The annual Copper Kettle Cup pits local breweries against one another in a sud-soaked hockey tournament.
Beer and hockey. Aside from maybe the beaver and the maple leaf, there are probably no two things more emblematic of our great country. And when those two elements are combined, you get a quintessentially Canadian event known as the Copper Kettle Cup. Now in its ninth year, the annual tournament brings together six local breweries in an effort to determine not only whose employees are best at hockey, but also whose are able to drink the most of their companies’ products. For Steamwhistle employee and tournament organizer Ben Taylor, the mission statement is fairly simple.
“We get together, sweat and drool on each other, bleed on each other, and drink each other’s beer,” he said. Participating in either his fifth or sixth Kettle Cup, Taylor’s uncertainty in the matter seemed to underscore his team’s shortcoming in previous years. “Our weakness is always getting too drunk,” he admitted. Wellington has traditionally dominated on the ice. Their team name is etched on the hardware six times, while Steamwhistle has yet to claim the prize.
As they boarded their company bus shortly before 9 a.m. on Saturday, the motley crew from Steamwhistle was determined to change all of that this year. As cans of liquid breakfast were passed around and the Beastie Boys’ “Sabotage” blared over the speakers, the trek to Chesswood Arena kicked off in a rollicking fashion. The brewery’s team members—many of them sporting intimidatingly scuzzy mustaches—spanned various age groups and skill levels. The majority were in their twenties and thirties, but the team also had the tournament’s most senior player, defenseman Paul Ruttan, whose age, according to him, was “old as shit.”
The players continued to rib each other as they entered the arena’s rank dressing rooms, where the stench of man-sweat mingled with various other offensive bodily odors. Some players had distinctive nicknames—like Chris “Doctor” Johnston—while some monickers were a little more unfortunate. (Brian “Cinnamon” Rodrigues.) Steamwhistle’s president, Cam Heaps, swilled beers with the gang and delivered on what apparently had been a team obsession with procuring a masseuse to help deal with afternoon muscle tightness.
The underdogs from Steamwhistle opened the tournament on what must have felt like a familiar note.

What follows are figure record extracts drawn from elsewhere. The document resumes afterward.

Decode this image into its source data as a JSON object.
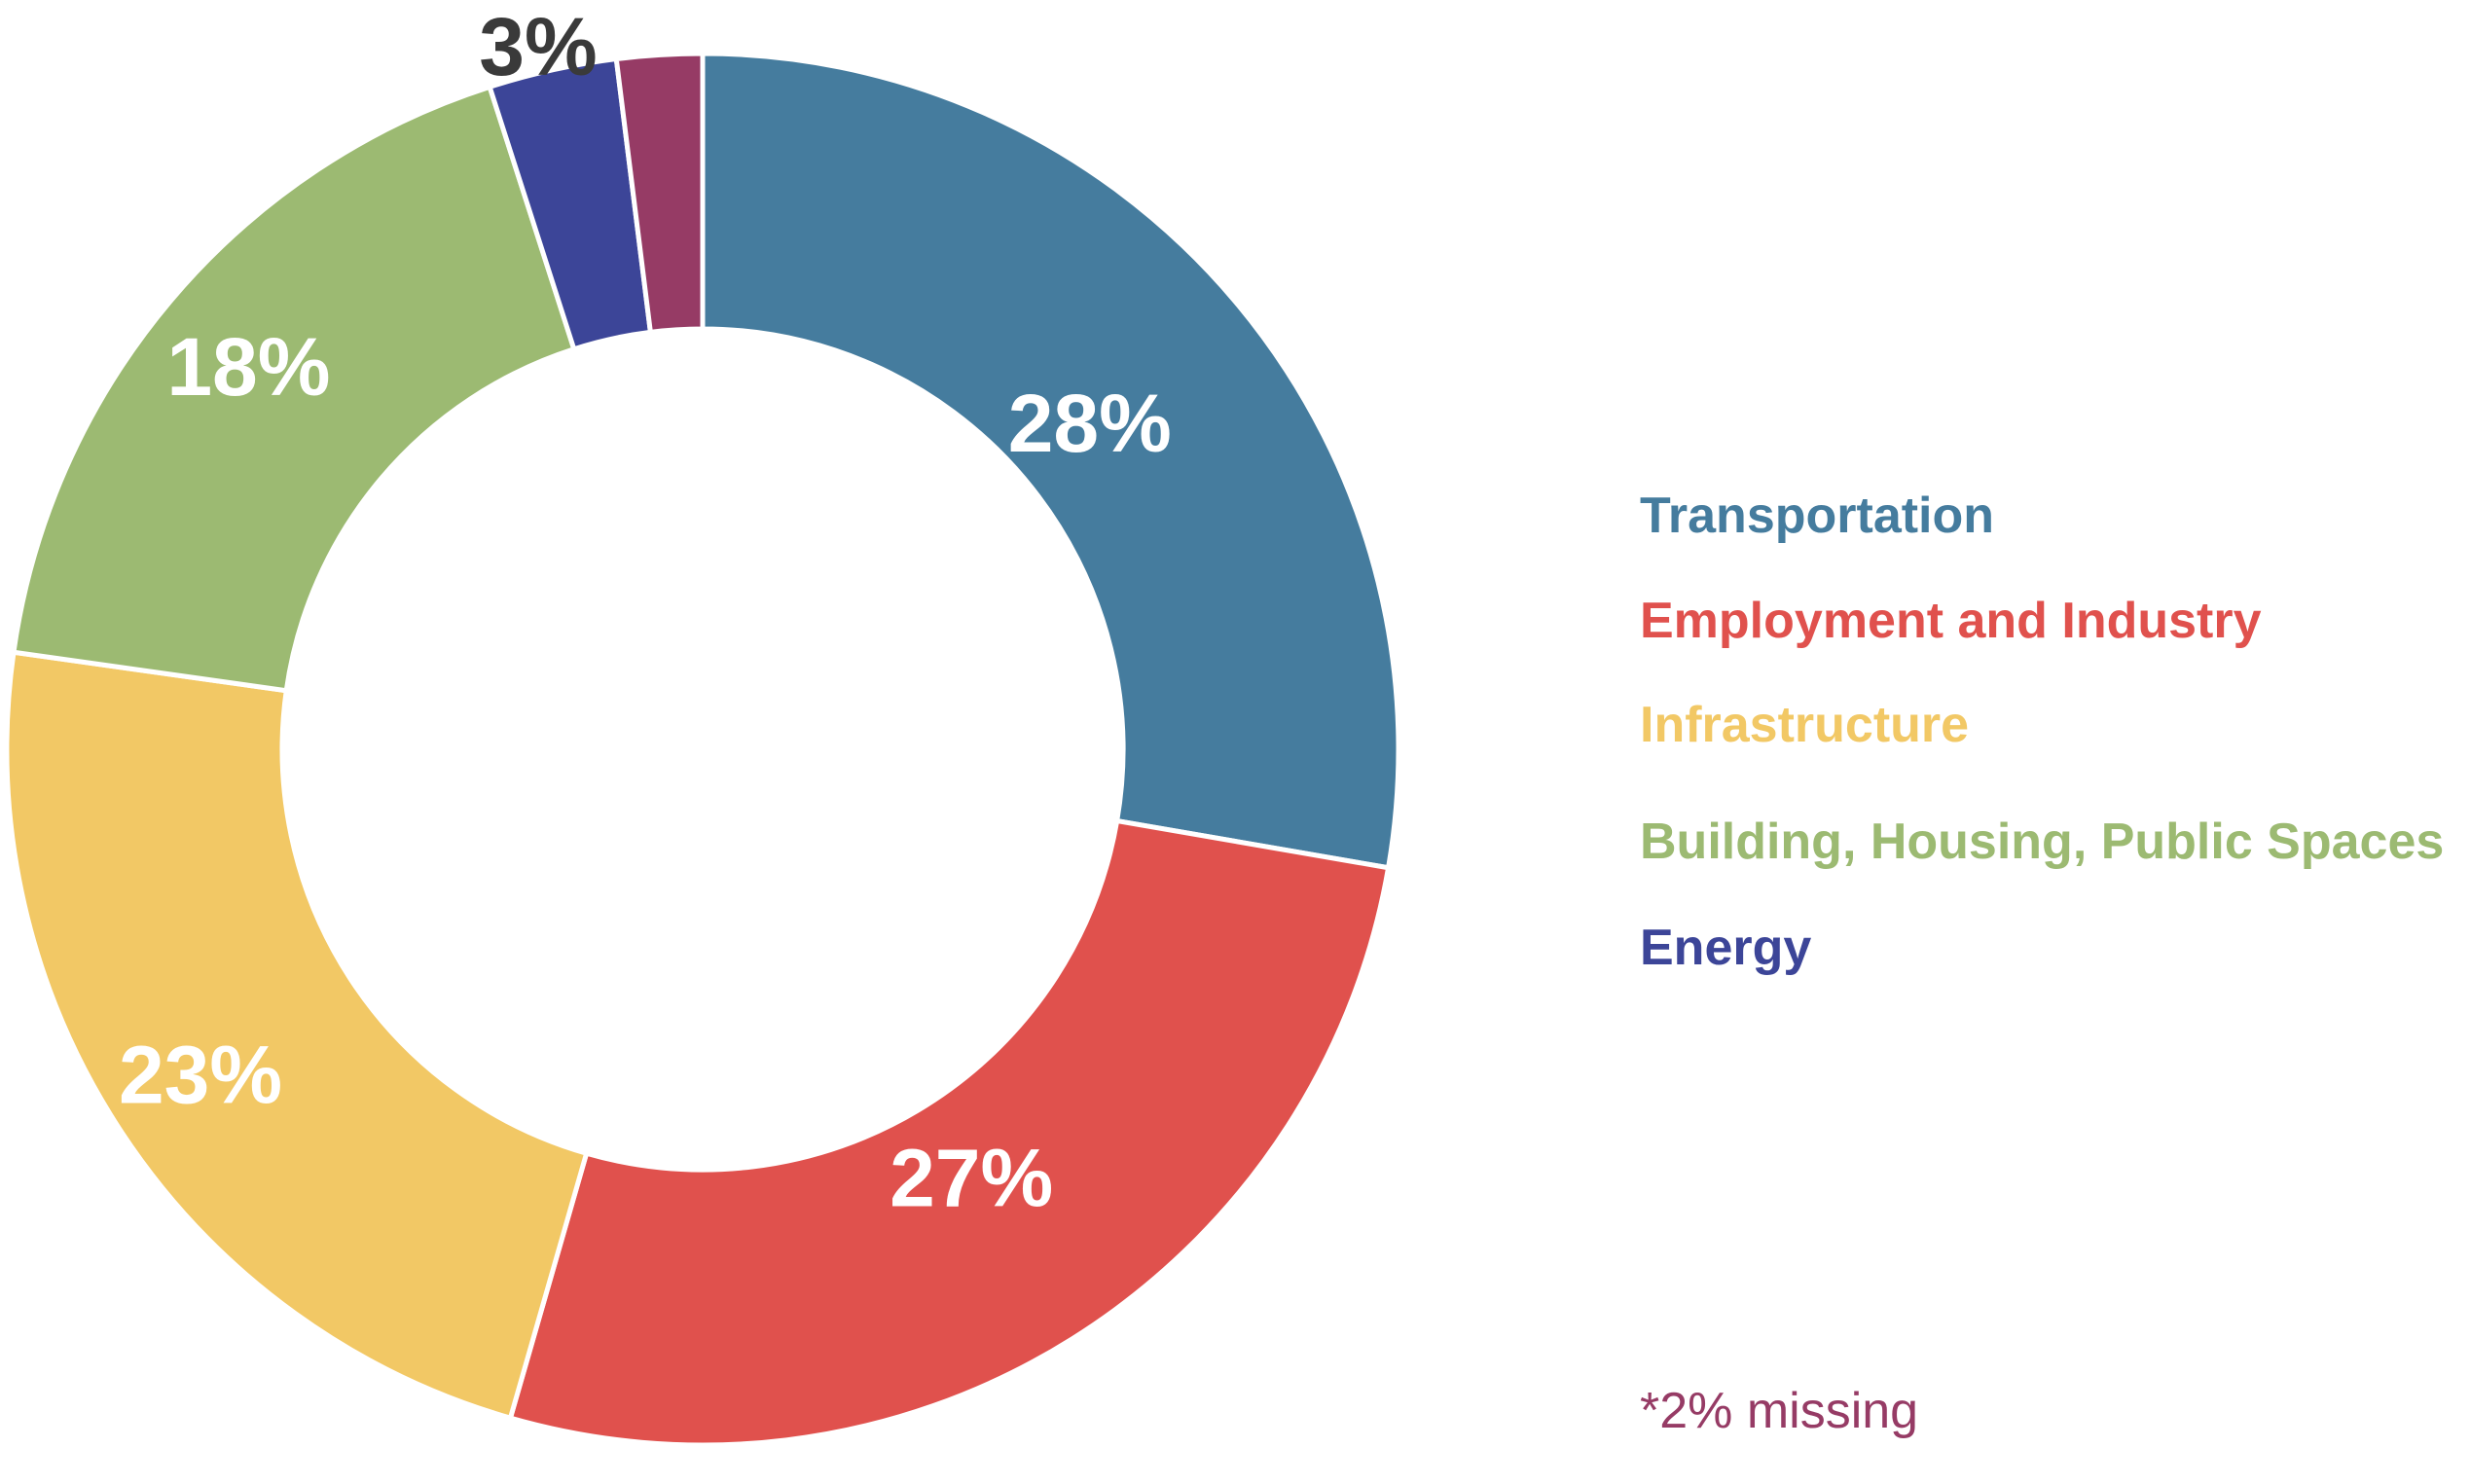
{
  "chart_data": {
    "type": "pie",
    "donut": true,
    "title": "",
    "slices": [
      {
        "name": "Transportation",
        "value": 28,
        "label": "28%",
        "color": "#457C9E",
        "label_color": "#ffffff"
      },
      {
        "name": "Employment and Industry",
        "value": 27,
        "label": "27%",
        "color": "#E0514D",
        "label_color": "#ffffff"
      },
      {
        "name": "Infrastructure",
        "value": 23,
        "label": "23%",
        "color": "#F2C865",
        "label_color": "#ffffff"
      },
      {
        "name": "Building, Housing, Public Spaces",
        "value": 18,
        "label": "18%",
        "color": "#9CBA72",
        "label_color": "#ffffff"
      },
      {
        "name": "Energy",
        "value": 3,
        "label": "3%",
        "color": "#3C4598",
        "label_color": "#3a3a3a"
      },
      {
        "name": "",
        "value": 2,
        "label": "",
        "color": "#963B65",
        "label_color": "#ffffff"
      }
    ],
    "legend_placement": "right",
    "legend": [
      {
        "name": "Transportation",
        "color": "#457C9E"
      },
      {
        "name": "Employment and Industry",
        "color": "#E0514D"
      },
      {
        "name": "Infrastructure",
        "color": "#F2C865"
      },
      {
        "name": "Building, Housing, Public Spaces",
        "color": "#9CBA72"
      },
      {
        "name": "Energy",
        "color": "#3C4598"
      }
    ],
    "note": {
      "text": "*2% missing",
      "color": "#963B65"
    }
  }
}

They allowed a goal in the first fifteen seconds, on the way to a disappointing 4-1 loss to Mill Street. Steamwhistle narrowly avoided a shut-out thanks to a late rally on an impressive end-to-end rush by the team’s “ringer”—Torontoist’s own photographer, Corbin Smith.
Expectations were low for the second match, but perennial heavyweights Wellington faltered defensively, allowing Steamwhistle to claim victory, 11-8. That set the stage for a do-or-die match-up with Amsterdam that would end up determining who would move on to the finals.

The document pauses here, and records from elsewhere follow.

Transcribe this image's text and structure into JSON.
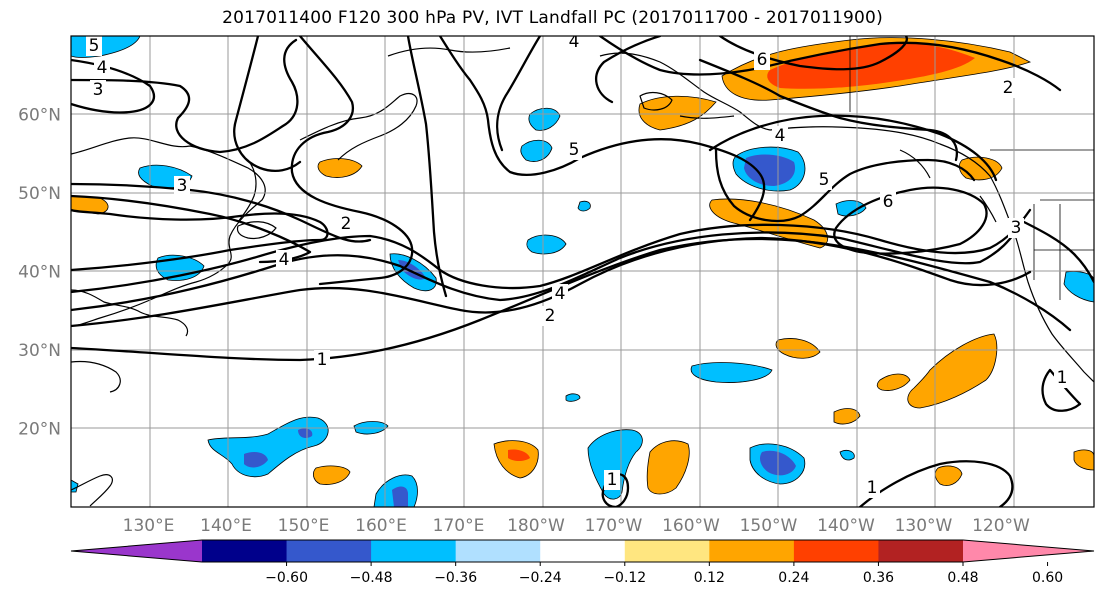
{
  "title": "2017011400 F120 300 hPa PV, IVT Landfall PC (2017011700 - 2017011900)",
  "map": {
    "lon_range": [
      120,
      -108
    ],
    "lat_range": [
      10,
      70
    ],
    "lat_ticks": [
      {
        "lat": 20,
        "label": "20°N"
      },
      {
        "lat": 30,
        "label": "30°N"
      },
      {
        "lat": 40,
        "label": "40°N"
      },
      {
        "lat": 50,
        "label": "50°N"
      },
      {
        "lat": 60,
        "label": "60°N"
      }
    ],
    "lon_ticks": [
      {
        "lon": 130,
        "label": "130°E"
      },
      {
        "lon": 140,
        "label": "140°E"
      },
      {
        "lon": 150,
        "label": "150°E"
      },
      {
        "lon": 160,
        "label": "160°E"
      },
      {
        "lon": 170,
        "label": "170°E"
      },
      {
        "lon": 180,
        "label": "180°W"
      },
      {
        "lon": 190,
        "label": "170°W"
      },
      {
        "lon": 200,
        "label": "160°W"
      },
      {
        "lon": 210,
        "label": "150°W"
      },
      {
        "lon": 220,
        "label": "140°W"
      },
      {
        "lon": 230,
        "label": "130°W"
      },
      {
        "lon": 240,
        "label": "120°W"
      }
    ],
    "contour_labels": [
      "1",
      "2",
      "3",
      "4",
      "5",
      "6"
    ]
  },
  "colorbar": {
    "colors": [
      "#9a36cc",
      "#00008b",
      "#3558cc",
      "#00bfff",
      "#b0e0ff",
      "#ffffff",
      "#ffe680",
      "#ffa500",
      "#ff4000",
      "#b22222",
      "#ff88aa"
    ],
    "tick_labels": [
      "−0.60",
      "−0.48",
      "−0.36",
      "−0.24",
      "−0.12",
      "0.12",
      "0.24",
      "0.36",
      "0.48",
      "0.60"
    ]
  }
}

The game lived up to Taylor’s assertion (and implicit Maple Leafs jab) that we would be witnessing “the most meaningful, high-stakes hockey that the city is going to see.” In front of a crowd that was overwhelmingly stacked with Steamwhistle supporters, a back-and-forth battle ensued that, at times, bordered on intense and downright hostile. Buoyed by the cheers of their friends and the tournament’s only mascot, a giant bottle of beer named Steamy, it appeared that an upset was in the making. Unfortunately, despite a mad scramble in front of the net in the waning seconds, the Steamwhistle crew could not clinch a tying goal. Amsterdam prevailed, 5-4.
The Steamwhistle players didn’t seem fazed. After all, they had to focus on hosting the after-party back at their brewery. Typically, the winners of the previous year’s tournament handle the celebration, but as this is nearly always Wellington (this year was no exception), it was decided that Steamwhistle would take the reins.
There was plenty of food on hand to accompany the assortment of beer from the participating breweries, and music by Free Beer, a deejay who looked curiously like the man inside the Steamy mascot suit. It was a fitting end to a day that was less about the actual competition than, as Taylor explained, “the spirit of camaraderie.”